London, March 22, 2026, 17:15 GMT
London shares start the week on the back foot. The FTSE 100 slid to 9,918.33 Friday, off 1.4%, with the FTSE 250 losing 1.0% to finish at 21,341.97—marking three weeks of declines in a row. Brent crude wrapped up at $112.19 a barrel, highest since July 2022. Analysts expect oil prices to keep climbing as trading resumes Monday.
UK stocks are feeling the squeeze now as both inflation and interest rates bite. The Bank of England left rates at 3.75% on Thursday, warning that inflation might hit 3.5% in the next two quarters. Governor Andrew Bailey warned against jumping to conclusions about more rate hikes. On the other hand, Rob Wood at Pantheon Macroeconomics flagged that energy futures are getting close to levels that could justify another increase, but Aberdeen’s Luke Bartholomew thinks the bar for tightening remains high, even though any rate cut could be a distant prospect. Broker calls are shifting quickly: J.P. Morgan sees quarter-point hikes from the BoE in April and July, while Citigroup says actions will stay “path dependent.” Reuters
The bond market isn’t blinking. On Friday, yields for 10-year gilts jumped past 5%—a level not seen since the financial crisis. February’s public borrowing hit 14.3 billion pounds, blowing past the Reuters poll estimate of 8.5 billion. “Pressure on the government to shield households from higher energy bills will be great,” said Elliott Jordan-Doak at Pantheon. Reuters
Market pain isn’t hitting every corner the same way. Reuters flagged aerospace and defence names, along with banks, as the session’s main laggards. Smiths Group shares were slammed, skidding 9.8% after the company posted half-year organic revenue below forecasts.

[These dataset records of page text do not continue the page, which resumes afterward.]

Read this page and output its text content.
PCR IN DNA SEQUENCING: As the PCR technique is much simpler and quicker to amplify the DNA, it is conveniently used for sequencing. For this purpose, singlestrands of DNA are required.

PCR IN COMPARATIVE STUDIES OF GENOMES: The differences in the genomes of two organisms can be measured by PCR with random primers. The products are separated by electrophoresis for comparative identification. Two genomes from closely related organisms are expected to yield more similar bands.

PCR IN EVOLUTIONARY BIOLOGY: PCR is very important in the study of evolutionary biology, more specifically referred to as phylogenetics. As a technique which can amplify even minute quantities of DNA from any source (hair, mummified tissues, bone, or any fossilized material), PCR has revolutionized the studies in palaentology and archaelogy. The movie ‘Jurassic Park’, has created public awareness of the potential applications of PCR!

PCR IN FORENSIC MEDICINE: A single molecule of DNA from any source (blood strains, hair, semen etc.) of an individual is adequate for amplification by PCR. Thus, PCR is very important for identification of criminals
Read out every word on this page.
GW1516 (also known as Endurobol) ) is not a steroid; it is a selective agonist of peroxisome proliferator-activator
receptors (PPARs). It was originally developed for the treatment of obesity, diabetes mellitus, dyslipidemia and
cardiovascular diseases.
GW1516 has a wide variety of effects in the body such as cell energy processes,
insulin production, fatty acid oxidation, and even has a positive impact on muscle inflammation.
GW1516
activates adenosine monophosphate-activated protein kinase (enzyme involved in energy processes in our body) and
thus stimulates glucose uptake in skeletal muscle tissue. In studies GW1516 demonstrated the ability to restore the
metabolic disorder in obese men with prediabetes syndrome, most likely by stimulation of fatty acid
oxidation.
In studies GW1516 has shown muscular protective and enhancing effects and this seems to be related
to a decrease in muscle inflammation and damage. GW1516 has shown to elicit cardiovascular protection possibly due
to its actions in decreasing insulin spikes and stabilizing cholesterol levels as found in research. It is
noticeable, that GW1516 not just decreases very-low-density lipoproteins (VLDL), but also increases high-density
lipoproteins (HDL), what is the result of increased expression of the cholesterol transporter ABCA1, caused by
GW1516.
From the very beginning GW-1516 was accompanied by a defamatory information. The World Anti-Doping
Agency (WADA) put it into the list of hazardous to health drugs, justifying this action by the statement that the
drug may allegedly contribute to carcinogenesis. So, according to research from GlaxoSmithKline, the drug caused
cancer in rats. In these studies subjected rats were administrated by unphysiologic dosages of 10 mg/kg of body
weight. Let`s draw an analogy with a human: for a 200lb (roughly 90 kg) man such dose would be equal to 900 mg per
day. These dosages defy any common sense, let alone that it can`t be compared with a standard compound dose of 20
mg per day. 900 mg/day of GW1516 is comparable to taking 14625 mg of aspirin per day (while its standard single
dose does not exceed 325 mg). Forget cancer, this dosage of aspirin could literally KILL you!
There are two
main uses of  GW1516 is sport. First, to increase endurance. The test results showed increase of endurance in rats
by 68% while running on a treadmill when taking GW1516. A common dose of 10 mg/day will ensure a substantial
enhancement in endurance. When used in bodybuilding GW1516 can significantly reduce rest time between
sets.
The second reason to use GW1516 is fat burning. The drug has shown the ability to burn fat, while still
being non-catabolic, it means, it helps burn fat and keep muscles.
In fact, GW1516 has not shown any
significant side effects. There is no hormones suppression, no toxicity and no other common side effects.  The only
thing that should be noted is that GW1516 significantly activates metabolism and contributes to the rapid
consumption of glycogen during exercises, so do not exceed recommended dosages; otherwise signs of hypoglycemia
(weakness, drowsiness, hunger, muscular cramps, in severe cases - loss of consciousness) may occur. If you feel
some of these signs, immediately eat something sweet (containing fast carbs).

JD Wetherspoon tumbled even harder—down 10.6%—as the pub chain cautioned that its annual profit may fall short; higher energy bills and wage-linked taxes had already carved into its first-half earnings.
Still, oil’s propping up the FTSE 100 to a degree. BP wrapped up Friday at 5.62 pounds, Shell at 3,434 pence—these two giants are anchoring the blue-chip index, especially if crude prices keep climbing.
That’s far from a textbook hedge. Tony Sycamore at IG described the U.S. ultimatum to Iran as dropping a “48-hour ticking time bomb of elevated uncertainty over markets” right as the week kicked off. Amrita Sen, who runs Energy Aspects, flagged that some investors might be overly confident Iran would back down—meaning the threat of another oil spike still loomed heading into Monday. Reuters
The data comes in fast this week. Flash PMI numbers arrive Tuesday, offering an early look at private-sector activity. Then it’s UK inflation figures on Wednesday—consumer and producer prices both drop at 7:00 a.m., per the Office for National Statistics. Retail sales follow at the same hour on Friday. S&P Global Market Intelligence says March PMI will be the first real test of how the war is hitting costs, supply, and demand. January CPI printed at 3.0%.
The outlook could still ease. On Saturday, G7 ministers pledged action to keep global energy supplies moving and safeguard chokepoints like the Strait of Hormuz. Reuters added that Prime Minister Keir Starmer plans an emergency meeting next week with top ministers and Bailey to tackle cost-of-living concerns. For London stocks, it all comes down to whether crude settles quickly enough to prevent fallout from commodities spilling over into household budgets and profits.